Whether or not these new programs will have the desired effect remains to be seen and with all of these health plans enacting these new programs, pharmaceutical companies have begun asserting their positions on the topic.

Reactions from Pharma Companies

Not long after CVS and the state of New York made their announcements for their new programs, Dr. Robert W. Dubois, the chief science officer and executive vice president of the National Pharmaceutical Council, spoke out against them.

Much of Dr. Dubois’s argument against these kinds of programs hinges on the idea that patients won’t be able to access the medication that they require. He also believes that this plan focuses too much on cost-effectiveness when deciding the value of a new therapy.

According to Dubois, to fully determine the correct value of a medication, many other considerations need to be taken into account. A few of the examples he gave include the medication’s ability to treat illnesses that were previously insufficiently treated, the possibility of a cure for the illness and the hope that it creates, and the ease of the regimen compared to other treatments.

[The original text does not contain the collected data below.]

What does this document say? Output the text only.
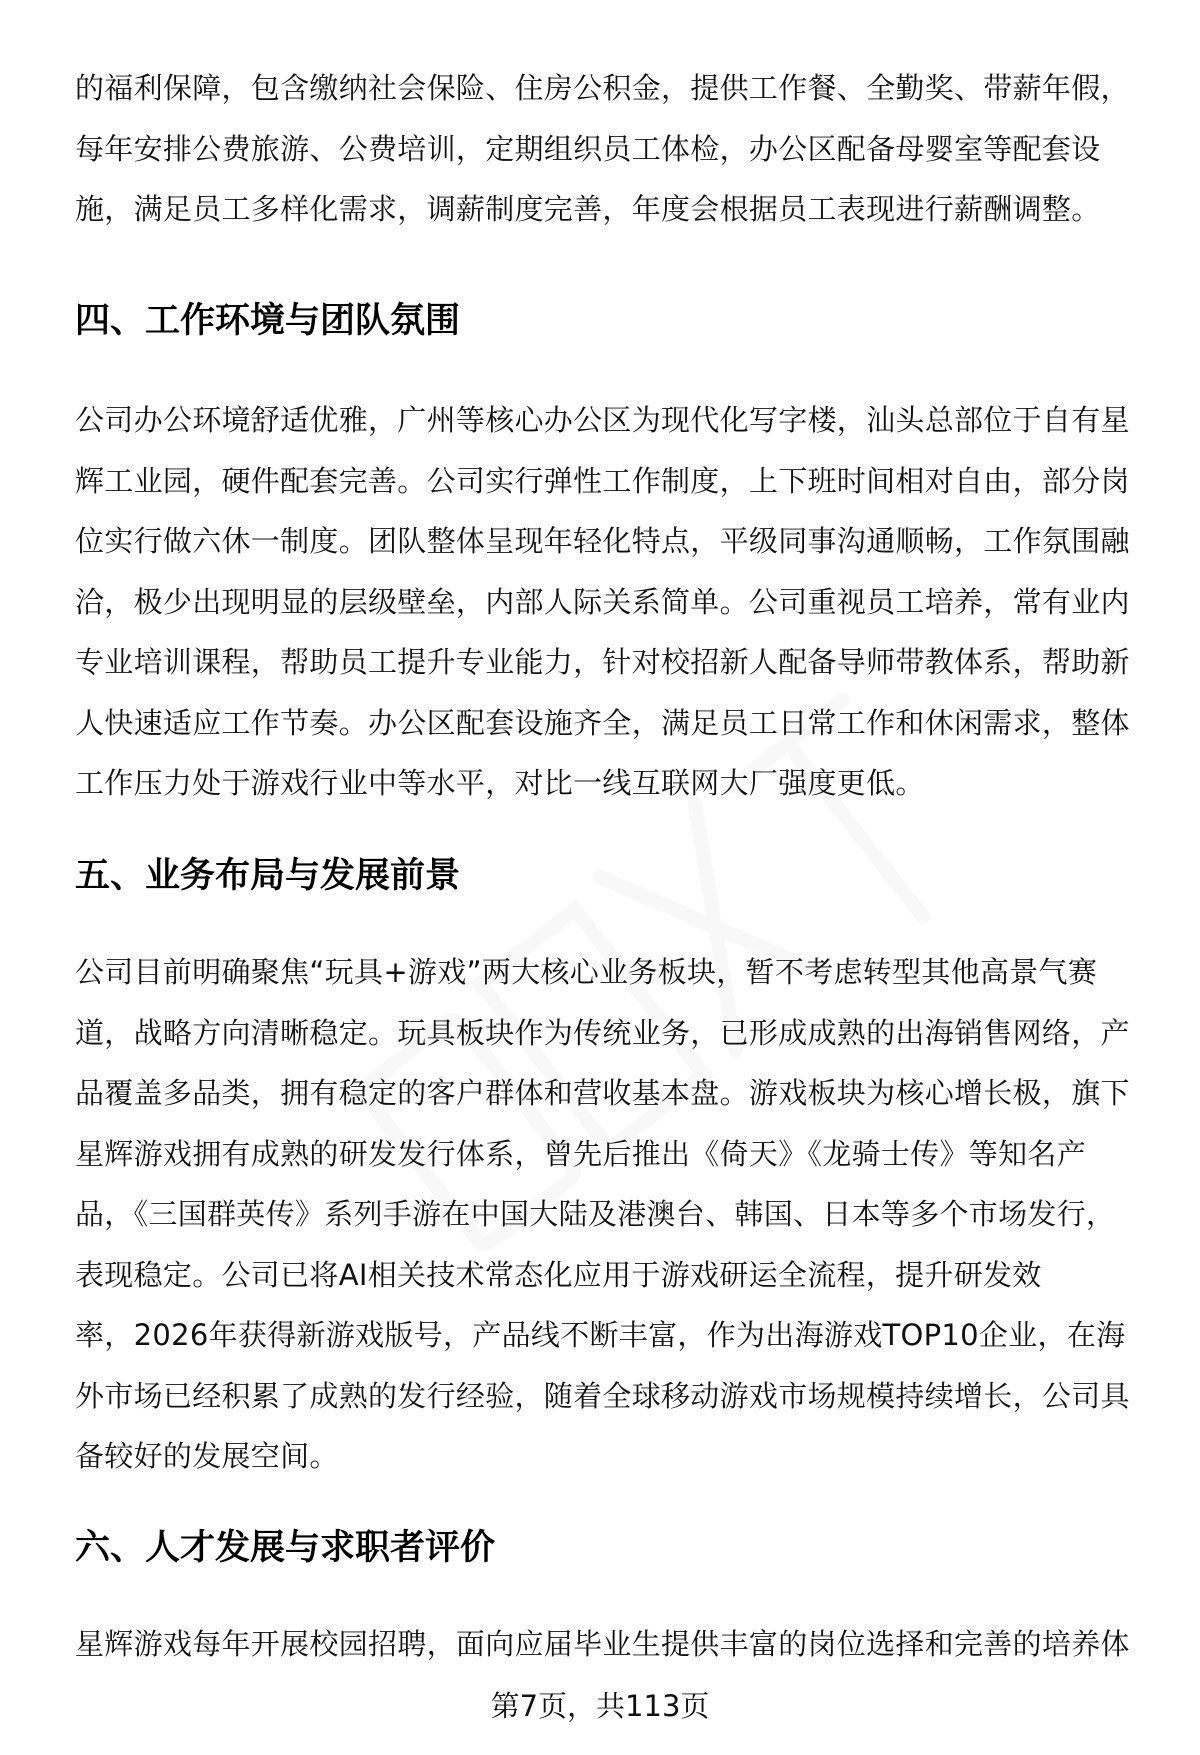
的福利保障，包含缴纳社会保险、住房公积金，提供工作餐、全勤奖、带薪年假，
每年安排公费旅游、公费培训，定期组织员工体检，办公区配备母婴室等配套设
施，满足员工多样化需求，调薪制度完善，年度会根据员工表现进行薪酬调整。

四、工作环境与团队氛围

公司办公环境舒适优雅，广州等核心办公区为现代化写字楼，汕头总部位于自有星
辉工业园，硬件配套完善。公司实行弹性工作制度，上下班时间相对自由，部分岗
位实行做六休一制度。团队整体呈现年轻化特点，平级同事沟通顺畅，工作氛围融
洽，极少出现明显的层级壁垒，内部人际关系简单。公司重视员工培养，常有业内
专业培训课程，帮助员工提升专业能力，针对校招新人配备导师带教体系，帮助新
人快速适应工作节奏。办公区配套设施齐全，满足员工日常工作和休闲需求，整体
工作压力处于游戏行业中等水平，对比一线互联网大厂强度更低。

五、业务布局与发展前景

公司目前明确聚焦“玩具+游戏”两大核心业务板块，暂不考虑转型其他高景气赛
道，战略方向清晰稳定。玩具板块作为传统业务，已形成成熟的出海销售网络，产
品覆盖多品类，拥有稳定的客户群体和营收基本盘。游戏板块为核心增长极，旗下
星辉游戏拥有成熟的研发发行体系，曾先后推出《倚天》《龙骑士传》等知名产
品，《三国群英传》系列手游在中国大陆及港澳台、韩国、日本等多个市场发行，
表现稳定。公司已将AI相关技术常态化应用于游戏研运全流程，提升研发效
率，2026年获得新游戏版号，产品线不断丰富，作为出海游戏TOP10企业，在海
外市场已经积累了成熟的发行经验，随着全球移动游戏市场规模持续增长，公司具
备较好的发展空间。

六、人才发展与求职者评价

星辉游戏每年开展校园招聘，面向应届毕业生提供丰富的岗位选择和完善的培养体

第7页，共113页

Dubois also criticizes CVS’s implementation of the plan, noting that ICER’s framework has a variable economic threshold while CVS will be using a single threshold set at $100,000. He believes that such a dichotomous decision is a mistake and will end up severely limiting the kinds of new therapies patients have access to as, under CVS’s plan, a medication that is even slightly above their set threshold will be denied.

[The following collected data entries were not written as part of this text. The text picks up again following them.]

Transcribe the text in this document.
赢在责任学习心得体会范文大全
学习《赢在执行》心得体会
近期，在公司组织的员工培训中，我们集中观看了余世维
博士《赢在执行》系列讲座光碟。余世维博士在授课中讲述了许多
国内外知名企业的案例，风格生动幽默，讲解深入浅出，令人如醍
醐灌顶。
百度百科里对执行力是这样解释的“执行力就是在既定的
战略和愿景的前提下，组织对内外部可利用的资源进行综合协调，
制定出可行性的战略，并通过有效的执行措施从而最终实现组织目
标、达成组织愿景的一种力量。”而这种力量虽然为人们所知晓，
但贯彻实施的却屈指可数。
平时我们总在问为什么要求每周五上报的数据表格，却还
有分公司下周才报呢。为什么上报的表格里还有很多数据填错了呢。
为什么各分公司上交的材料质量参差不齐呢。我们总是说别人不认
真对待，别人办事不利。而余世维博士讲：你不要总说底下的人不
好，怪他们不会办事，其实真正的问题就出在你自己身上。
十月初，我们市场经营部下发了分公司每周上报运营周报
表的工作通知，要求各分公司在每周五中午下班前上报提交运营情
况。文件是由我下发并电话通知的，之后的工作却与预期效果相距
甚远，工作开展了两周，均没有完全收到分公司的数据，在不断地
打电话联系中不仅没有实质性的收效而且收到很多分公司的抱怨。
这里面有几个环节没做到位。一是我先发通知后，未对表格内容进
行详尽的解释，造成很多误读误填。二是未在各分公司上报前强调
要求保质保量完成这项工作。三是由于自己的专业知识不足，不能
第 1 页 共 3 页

After Dr. Dubois made his statement against CVS and New York State’s new plans, CVS wrote their own article to fire back at him and the pharmaceutical companies he speaks for. They start off by pointing out that Dubois represents various pharmaceutical companies and, thus, his words should be seen in that light. They follow that up by defending their usage of ICER’s benchmark and how they’ve implemented their new plan.

If one is to take Dr. Dubois’s words as representative of the pharmaceutical industry as a whole, then it would seem as though pharma companies are very much against these new plans that companies like CVS are implementing.

However, not all pharma companies are completely against adjusting the cost of medications according to ICER’s benchmarks. Both Sanofi and Regeneron have announced that they will make their cholesterol medication more affordable to be in line with ICER’s analysis. But it remains to be seen if they will follow this plan for more medications later on.

In Conclusion

It would appear that pharmaceutical companies are still divided on the best method to go about lowering the cost of medications for patients. Insurance companies and other healthcare programs are also uncertain about the best way to force pharma companies to lower their prices, with each one attempting to enact their own plans to solve this issue.

The one thing that they all seem to agree on, however, is that the costs of new medications are currently too high for most patients and something needs to be done about it.